A couple of expensive disappointments at Genji lately, coupled with clumsy service, have left me feeling let down. My disenchantment likely set in the moment I was handed my first amuse bouche. It was a tiny salad of strips of ersatz crab in what tasted like spiced up Thousand Island dressing. (I know all Japanese restaurants in this city use the fake stuff, but please don’t call this red-dyed product crab, and don’t show it off as a complimentary starter that’s supposed to put me in the mood for dinner.) Other amuse offerings have included over-steamed, unseasoned edamame, and rounds of tired tasting potato in a spicy sauce.

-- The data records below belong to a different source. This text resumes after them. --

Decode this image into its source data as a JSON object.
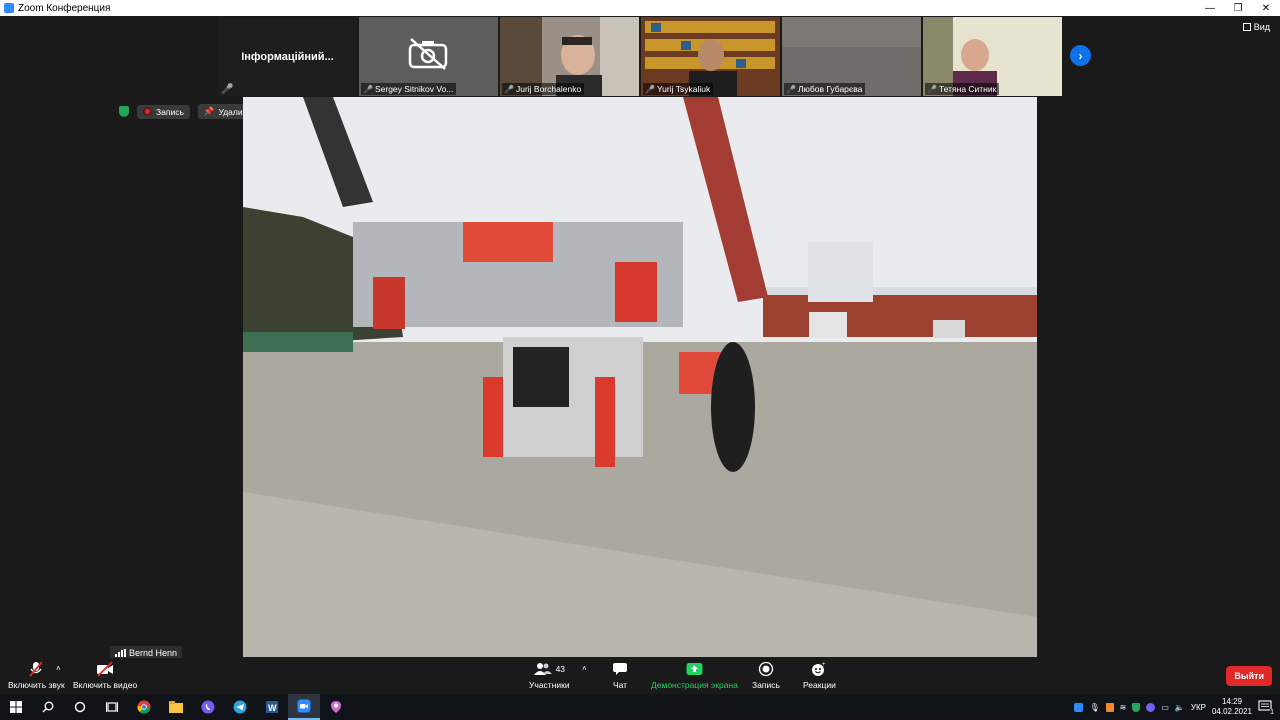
{
  "window": {
    "title": "Zoom Конференция"
  },
  "info_tile": {
    "label": "Інформаційний..."
  },
  "participants": [
    {
      "name": "Sergey Sitnikov Vo...",
      "video": false
    },
    {
      "name": "Jurij Borchalenko",
      "video": true
    },
    {
      "name": "Yurij Tsykaliuk",
      "video": true
    },
    {
      "name": "Любов Губарєва",
      "video": true
    },
    {
      "name": "Тетяна Ситник",
      "video": true
    }
  ],
  "view_button": {
    "label": "Вид"
  },
  "status": {
    "recording": "Запись",
    "unpin": "Удалить закрепление"
  },
  "active_speaker": {
    "name": "Bernd Henn"
  },
  "toolbar": {
    "audio": "Включить звук",
    "video": "Включить видео",
    "participants_label": "Участники",
    "participants_count": "43",
    "chat": "Чат",
    "share": "Демонстрация экрана",
    "record": "Запись",
    "reactions": "Реакции",
    "leave": "Выйти"
  },
  "system_tray": {
    "language": "УКР",
    "time": "14:29",
    "date": "04.02.2021",
    "notifications": "1"
  },
  "colors": {
    "accent": "#0e72ed",
    "danger": "#e02828",
    "share_green": "#23d160",
    "background": "#1a1a1a"
  }
}
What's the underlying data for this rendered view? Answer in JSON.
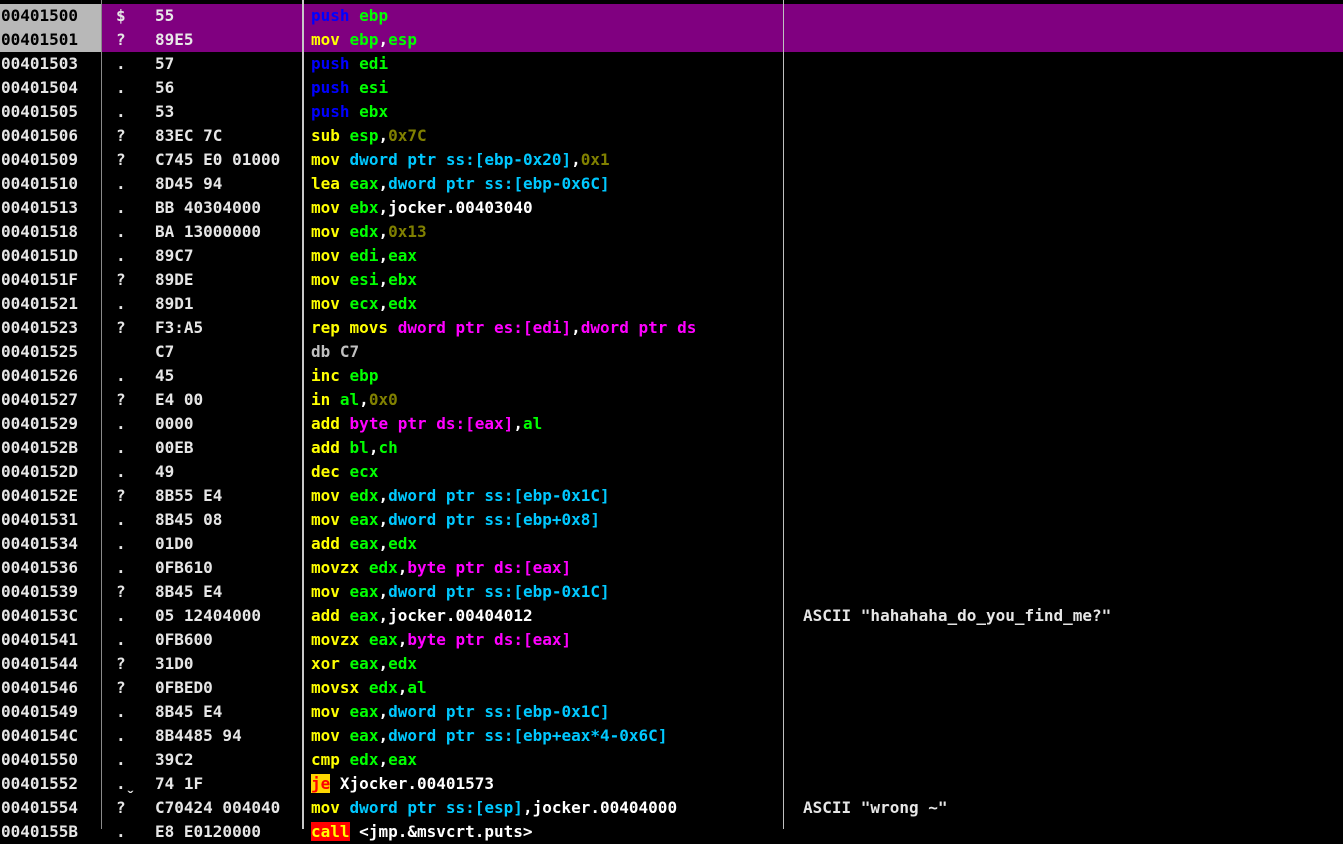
{
  "colors": {
    "background": "#000000",
    "selection": "#800080",
    "mnemonic_push": "#0000ff",
    "mnemonic_default": "#ffff00",
    "register": "#00ff00",
    "memory": "#ff00ff",
    "memory_segment": "#00c8ff",
    "immediate": "#808000",
    "symbol": "#ffffff",
    "undefined": "#c0c0c0",
    "jump_highlight_bg": "#ffd700",
    "jump_highlight_fg": "#ff0000",
    "call_bg": "#ff0000",
    "call_fg": "#ffff00"
  },
  "rows": [
    {
      "addr": "00401500",
      "mark": "$",
      "hex": "55",
      "selected": true,
      "asm": [
        [
          "push",
          "push"
        ],
        [
          "sp",
          " "
        ],
        [
          "reg",
          "ebp"
        ]
      ],
      "comment": ""
    },
    {
      "addr": "00401501",
      "mark": "?",
      "hex": "89E5",
      "selected": true,
      "asm": [
        [
          "mn",
          "mov"
        ],
        [
          "sp",
          " "
        ],
        [
          "reg",
          "ebp"
        ],
        [
          "pn",
          ","
        ],
        [
          "reg",
          "esp"
        ]
      ],
      "comment": ""
    },
    {
      "addr": "00401503",
      "mark": ".",
      "hex": "57",
      "selected": false,
      "asm": [
        [
          "push",
          "push"
        ],
        [
          "sp",
          " "
        ],
        [
          "reg",
          "edi"
        ]
      ],
      "comment": ""
    },
    {
      "addr": "00401504",
      "mark": ".",
      "hex": "56",
      "selected": false,
      "asm": [
        [
          "push",
          "push"
        ],
        [
          "sp",
          " "
        ],
        [
          "reg",
          "esi"
        ]
      ],
      "comment": ""
    },
    {
      "addr": "00401505",
      "mark": ".",
      "hex": "53",
      "selected": false,
      "asm": [
        [
          "push",
          "push"
        ],
        [
          "sp",
          " "
        ],
        [
          "reg",
          "ebx"
        ]
      ],
      "comment": ""
    },
    {
      "addr": "00401506",
      "mark": "?",
      "hex": "83EC 7C",
      "selected": false,
      "asm": [
        [
          "mn",
          "sub"
        ],
        [
          "sp",
          " "
        ],
        [
          "reg",
          "esp"
        ],
        [
          "pn",
          ","
        ],
        [
          "imm",
          "0x7C"
        ]
      ],
      "comment": ""
    },
    {
      "addr": "00401509",
      "mark": "?",
      "hex": "C745 E0 01000",
      "selected": false,
      "asm": [
        [
          "mn",
          "mov"
        ],
        [
          "sp",
          " "
        ],
        [
          "seg",
          "dword ptr ss:[ebp-0x20]"
        ],
        [
          "pn",
          ","
        ],
        [
          "imm",
          "0x1"
        ]
      ],
      "comment": ""
    },
    {
      "addr": "00401510",
      "mark": ".",
      "hex": "8D45 94",
      "selected": false,
      "asm": [
        [
          "mn",
          "lea"
        ],
        [
          "sp",
          " "
        ],
        [
          "reg",
          "eax"
        ],
        [
          "pn",
          ","
        ],
        [
          "seg",
          "dword ptr ss:[ebp-0x6C]"
        ]
      ],
      "comment": ""
    },
    {
      "addr": "00401513",
      "mark": ".",
      "hex": "BB 40304000",
      "selected": false,
      "asm": [
        [
          "mn",
          "mov"
        ],
        [
          "sp",
          " "
        ],
        [
          "reg",
          "ebx"
        ],
        [
          "pn",
          ","
        ],
        [
          "sym",
          "jocker.00403040"
        ]
      ],
      "comment": ""
    },
    {
      "addr": "00401518",
      "mark": ".",
      "hex": "BA 13000000",
      "selected": false,
      "asm": [
        [
          "mn",
          "mov"
        ],
        [
          "sp",
          " "
        ],
        [
          "reg",
          "edx"
        ],
        [
          "pn",
          ","
        ],
        [
          "imm",
          "0x13"
        ]
      ],
      "comment": ""
    },
    {
      "addr": "0040151D",
      "mark": ".",
      "hex": "89C7",
      "selected": false,
      "asm": [
        [
          "mn",
          "mov"
        ],
        [
          "sp",
          " "
        ],
        [
          "reg",
          "edi"
        ],
        [
          "pn",
          ","
        ],
        [
          "reg",
          "eax"
        ]
      ],
      "comment": ""
    },
    {
      "addr": "0040151F",
      "mark": "?",
      "hex": "89DE",
      "selected": false,
      "asm": [
        [
          "mn",
          "mov"
        ],
        [
          "sp",
          " "
        ],
        [
          "reg",
          "esi"
        ],
        [
          "pn",
          ","
        ],
        [
          "reg",
          "ebx"
        ]
      ],
      "comment": ""
    },
    {
      "addr": "00401521",
      "mark": ".",
      "hex": "89D1",
      "selected": false,
      "asm": [
        [
          "mn",
          "mov"
        ],
        [
          "sp",
          " "
        ],
        [
          "reg",
          "ecx"
        ],
        [
          "pn",
          ","
        ],
        [
          "reg",
          "edx"
        ]
      ],
      "comment": ""
    },
    {
      "addr": "00401523",
      "mark": "?",
      "hex": "F3:A5",
      "selected": false,
      "asm": [
        [
          "mn",
          "rep movs"
        ],
        [
          "sp",
          " "
        ],
        [
          "mem",
          "dword ptr es:[edi]"
        ],
        [
          "pn",
          ","
        ],
        [
          "mem",
          "dword ptr ds"
        ]
      ],
      "comment": ""
    },
    {
      "addr": "00401525",
      "mark": "",
      "hex": "C7",
      "selected": false,
      "asm": [
        [
          "und",
          "db C7"
        ]
      ],
      "comment": ""
    },
    {
      "addr": "00401526",
      "mark": ".",
      "hex": "45",
      "selected": false,
      "asm": [
        [
          "mn",
          "inc"
        ],
        [
          "sp",
          " "
        ],
        [
          "reg",
          "ebp"
        ]
      ],
      "comment": ""
    },
    {
      "addr": "00401527",
      "mark": "?",
      "hex": "E4 00",
      "selected": false,
      "asm": [
        [
          "mn",
          "in"
        ],
        [
          "sp",
          " "
        ],
        [
          "reg",
          "al"
        ],
        [
          "pn",
          ","
        ],
        [
          "imm",
          "0x0"
        ]
      ],
      "comment": ""
    },
    {
      "addr": "00401529",
      "mark": ".",
      "hex": "0000",
      "selected": false,
      "asm": [
        [
          "mn",
          "add"
        ],
        [
          "sp",
          " "
        ],
        [
          "mem",
          "byte ptr ds:[eax]"
        ],
        [
          "pn",
          ","
        ],
        [
          "reg",
          "al"
        ]
      ],
      "comment": ""
    },
    {
      "addr": "0040152B",
      "mark": ".",
      "hex": "00EB",
      "selected": false,
      "asm": [
        [
          "mn",
          "add"
        ],
        [
          "sp",
          " "
        ],
        [
          "reg",
          "bl"
        ],
        [
          "pn",
          ","
        ],
        [
          "reg",
          "ch"
        ]
      ],
      "comment": ""
    },
    {
      "addr": "0040152D",
      "mark": ".",
      "hex": "49",
      "selected": false,
      "asm": [
        [
          "mn",
          "dec"
        ],
        [
          "sp",
          " "
        ],
        [
          "reg",
          "ecx"
        ]
      ],
      "comment": ""
    },
    {
      "addr": "0040152E",
      "mark": "?",
      "hex": "8B55 E4",
      "selected": false,
      "asm": [
        [
          "mn",
          "mov"
        ],
        [
          "sp",
          " "
        ],
        [
          "reg",
          "edx"
        ],
        [
          "pn",
          ","
        ],
        [
          "seg",
          "dword ptr ss:[ebp-0x1C]"
        ]
      ],
      "comment": ""
    },
    {
      "addr": "00401531",
      "mark": ".",
      "hex": "8B45 08",
      "selected": false,
      "asm": [
        [
          "mn",
          "mov"
        ],
        [
          "sp",
          " "
        ],
        [
          "reg",
          "eax"
        ],
        [
          "pn",
          ","
        ],
        [
          "seg",
          "dword ptr ss:[ebp+0x8]"
        ]
      ],
      "comment": ""
    },
    {
      "addr": "00401534",
      "mark": ".",
      "hex": "01D0",
      "selected": false,
      "asm": [
        [
          "mn",
          "add"
        ],
        [
          "sp",
          " "
        ],
        [
          "reg",
          "eax"
        ],
        [
          "pn",
          ","
        ],
        [
          "reg",
          "edx"
        ]
      ],
      "comment": ""
    },
    {
      "addr": "00401536",
      "mark": ".",
      "hex": "0FB610",
      "selected": false,
      "asm": [
        [
          "mn",
          "movzx"
        ],
        [
          "sp",
          " "
        ],
        [
          "reg",
          "edx"
        ],
        [
          "pn",
          ","
        ],
        [
          "mem",
          "byte ptr ds:[eax]"
        ]
      ],
      "comment": ""
    },
    {
      "addr": "00401539",
      "mark": "?",
      "hex": "8B45 E4",
      "selected": false,
      "asm": [
        [
          "mn",
          "mov"
        ],
        [
          "sp",
          " "
        ],
        [
          "reg",
          "eax"
        ],
        [
          "pn",
          ","
        ],
        [
          "seg",
          "dword ptr ss:[ebp-0x1C]"
        ]
      ],
      "comment": ""
    },
    {
      "addr": "0040153C",
      "mark": ".",
      "hex": "05 12404000",
      "selected": false,
      "asm": [
        [
          "mn",
          "add"
        ],
        [
          "sp",
          " "
        ],
        [
          "reg",
          "eax"
        ],
        [
          "pn",
          ","
        ],
        [
          "sym",
          "jocker.00404012"
        ]
      ],
      "comment": "ASCII \"hahahaha_do_you_find_me?\""
    },
    {
      "addr": "00401541",
      "mark": ".",
      "hex": "0FB600",
      "selected": false,
      "asm": [
        [
          "mn",
          "movzx"
        ],
        [
          "sp",
          " "
        ],
        [
          "reg",
          "eax"
        ],
        [
          "pn",
          ","
        ],
        [
          "mem",
          "byte ptr ds:[eax]"
        ]
      ],
      "comment": ""
    },
    {
      "addr": "00401544",
      "mark": "?",
      "hex": "31D0",
      "selected": false,
      "asm": [
        [
          "mn",
          "xor"
        ],
        [
          "sp",
          " "
        ],
        [
          "reg",
          "eax"
        ],
        [
          "pn",
          ","
        ],
        [
          "reg",
          "edx"
        ]
      ],
      "comment": ""
    },
    {
      "addr": "00401546",
      "mark": "?",
      "hex": "0FBED0",
      "selected": false,
      "asm": [
        [
          "mn",
          "movsx"
        ],
        [
          "sp",
          " "
        ],
        [
          "reg",
          "edx"
        ],
        [
          "pn",
          ","
        ],
        [
          "reg",
          "al"
        ]
      ],
      "comment": ""
    },
    {
      "addr": "00401549",
      "mark": ".",
      "hex": "8B45 E4",
      "selected": false,
      "asm": [
        [
          "mn",
          "mov"
        ],
        [
          "sp",
          " "
        ],
        [
          "reg",
          "eax"
        ],
        [
          "pn",
          ","
        ],
        [
          "seg",
          "dword ptr ss:[ebp-0x1C]"
        ]
      ],
      "comment": ""
    },
    {
      "addr": "0040154C",
      "mark": ".",
      "hex": "8B4485 94",
      "selected": false,
      "asm": [
        [
          "mn",
          "mov"
        ],
        [
          "sp",
          " "
        ],
        [
          "reg",
          "eax"
        ],
        [
          "pn",
          ","
        ],
        [
          "seg",
          "dword ptr ss:[ebp+eax*4-0x6C]"
        ]
      ],
      "comment": ""
    },
    {
      "addr": "00401550",
      "mark": ".",
      "hex": "39C2",
      "selected": false,
      "asm": [
        [
          "mn",
          "cmp"
        ],
        [
          "sp",
          " "
        ],
        [
          "reg",
          "edx"
        ],
        [
          "pn",
          ","
        ],
        [
          "reg",
          "eax"
        ]
      ],
      "comment": ""
    },
    {
      "addr": "00401552",
      "mark": ".ˬ",
      "hex": "74 1F",
      "selected": false,
      "asm": [
        [
          "jmp",
          "je"
        ],
        [
          "sp",
          " "
        ],
        [
          "sym",
          "Xjocker.00401573"
        ]
      ],
      "comment": ""
    },
    {
      "addr": "00401554",
      "mark": "?",
      "hex": "C70424 004040",
      "selected": false,
      "asm": [
        [
          "mn",
          "mov"
        ],
        [
          "sp",
          " "
        ],
        [
          "seg",
          "dword ptr ss:[esp]"
        ],
        [
          "pn",
          ","
        ],
        [
          "sym",
          "jocker.00404000"
        ]
      ],
      "comment": "ASCII \"wrong ~\""
    },
    {
      "addr": "0040155B",
      "mark": ".",
      "hex": "E8 E0120000",
      "selected": false,
      "asm": [
        [
          "call",
          "call"
        ],
        [
          "sp",
          " "
        ],
        [
          "sym",
          "<jmp.&msvcrt.puts>"
        ]
      ],
      "comment": ""
    }
  ]
}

Miso soup, delivered in a plastic bowl, is fine, nothing to complain about, yet nothing to write home about, and the house salad is a high-school arrangement of chopped iceberg lettuce with a too-sweet dressing. The nasu dengaku is roasted Chinese eggplant covered with a thick roof of too-sugary miso. Yakitori (skewered chicken) arrives dried out, unseasoned, with no grill flavour. The tempura is the usual stuff, properly crisp.
The sushi and sashimi selection at Genji remains long. And though I miss the wasabi dab between fish and rice in the nigiri (without which the sweet seasoning in the sticky rice seems out of balance) the combination of taste and texture in many of the rice snacks works well.
Main courses from the grill, however, are largely dull. The steak is thin and tough one visit and comes with the same-old dreary “seasonal” vegetables (in the heyday of field-ripened local vegetables, we still get those tasteless baby carrots?) The butterfish arrives dried out, and the sablefish, though deliciously tender, is so saturated with a one-dimensional miso marinade, it overwhelms the delicate fish.
Genji has a notable list of sake, both hot (1) and cold (nine, from $20 to $49 for 300 ml), a decent selection of Asian beer, as well as a commendable wine list (12 in all, all available by the glass).